From a note by analyst Amit Daryanani that landed on my desktop Sunday:
ALL YOU NEED TO KNOW: Apple should report relatively strong upside to the June-qtr, but COVID and manufacturing dynamics (floods in China regions where Foxconn sites are) could limit how much upside AAPL wants to flow into the Sept-qtr.
We are currently ~5% below consensus on our Sept-qtr outlook as we see potential headwinds from both the ongoing supply shortage as well as lapping some very strong comps in most product lines.
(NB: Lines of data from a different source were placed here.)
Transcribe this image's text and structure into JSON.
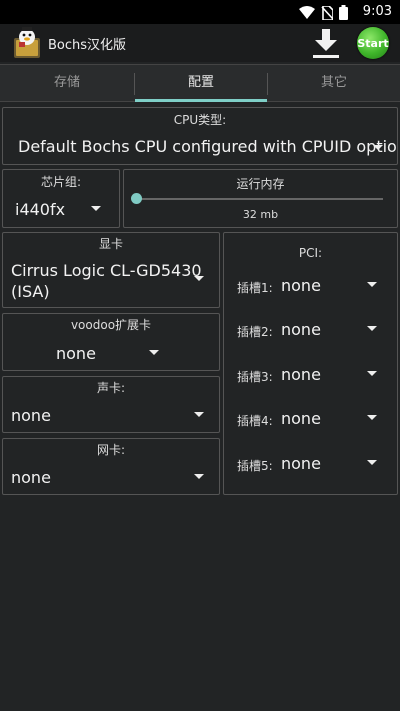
{
  "status": {
    "time": "9:03"
  },
  "app": {
    "title": "Bochs汉化版",
    "start_label": "Start"
  },
  "tabs": [
    {
      "label": "存储"
    },
    {
      "label": "配置"
    },
    {
      "label": "其它"
    }
  ],
  "cpu": {
    "label": "CPU类型:",
    "value": "Default Bochs CPU configured with CPUID option"
  },
  "chipset": {
    "label": "芯片组:",
    "value": "i440fx"
  },
  "memory": {
    "label": "运行内存",
    "value": "32 mb",
    "slider_fraction": 0.0
  },
  "video": {
    "label": "显卡",
    "value_line1": "Cirrus Logic CL-GD5430",
    "value_line2": "(ISA)"
  },
  "voodoo": {
    "label": "voodoo扩展卡",
    "value": "none"
  },
  "sound": {
    "label": "声卡:",
    "value": "none"
  },
  "network": {
    "label": "网卡:",
    "value": "none"
  },
  "pci": {
    "label": "PCI:",
    "slots": [
      {
        "label": "插槽1:",
        "value": "none"
      },
      {
        "label": "插槽2:",
        "value": "none"
      },
      {
        "label": "插槽3:",
        "value": "none"
      },
      {
        "label": "插槽4:",
        "value": "none"
      },
      {
        "label": "插槽5:",
        "value": "none"
      }
    ]
  },
  "colors": {
    "accent": "#80cbc4",
    "start_green": "#3fb52a",
    "background": "#222425"
  }
}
Apple indicated supply would have a $3B- $4B impact in the June-qtr and we expect this headwind to accelerate in the Sept-qtr, as all signs seem to indicate the situation has gotten worse over the past three months.
iPhone revenue should once again come in strong y/y in the June-qtr given Apple only reached supply/demand balance for the product in March. Services growth will likely decelerate in June-qtr and potentially again in Sept-qtr given that we are lapping some tough App Store comps.
Over the long-term, we remain confident that the Services business can continue to grow at a high-teens rate. Mac and iPad will see the greatest impact from the supply shortage and they are also facing some very difficult COVID comps.
Net/net: Comps are getting tougher and there is some near-term uncertainty around iPhone guide for Sept-qtr. Despite near-term uncertainty, we remain confident Apple can continue to sustainably grow earnings in the high-teens. In addition, the headwinds we highlight appear to be relatively priced in given Apple has underperformed the S&P 500 by around 800bps YTD.
Maintains overweight rating and $175 target.
My take: What's a little near-term uncertainty among friends.
Apple and Foxconn have both demonstrated very strong disaster response skills. I’m not sure I would discount September results just yet. It’s still two distant.
So I’m rating this particular note as ‘questionable’. And the position that these arguments are already baked-in to AAPL’s price seems to be wistful thinking, given what we hear from others.
“…. Foxconn said that the rain didn’t have a ‘direct impact’ on its facility, which reportedly makes half of the iPhones worldwide. …. ‘It may have to halt production for a couple days, but the work can quickly be made up. It is unlikely that the rain will affect or delay the launch of the new iPhone,’ Xiang Ligang, director general of the Beijing-based Information Consumption Alliance, told the Global Times on Wednesday.”
“…. Cao Heping, a professor of economics at Peking University in Beijing, told the Global Times on Wednesday that the impact on the international supply chain will also be limited, given the province’s increasing capability in dealing with flooding since the 1980s.”
Neil says Apple’s supply chain and manufacturing apparatus remains underestimated by WS. Consensus isn’t giving Apple enough credit for what Tim Cook has structured over the past two decades. Neil denotes that there is a battle going on among the world’s powers for Apple’s business. Apple is one of the very few companies says Neil, to give a country “legitimacy.”
China and Apple’s working relationship exists through mutual need to work together and through each knowing the other benefits from that relationship.
China will prioritize any slippage during this period to address Apple’s concerns.
Hell, just about anything could happen in a year.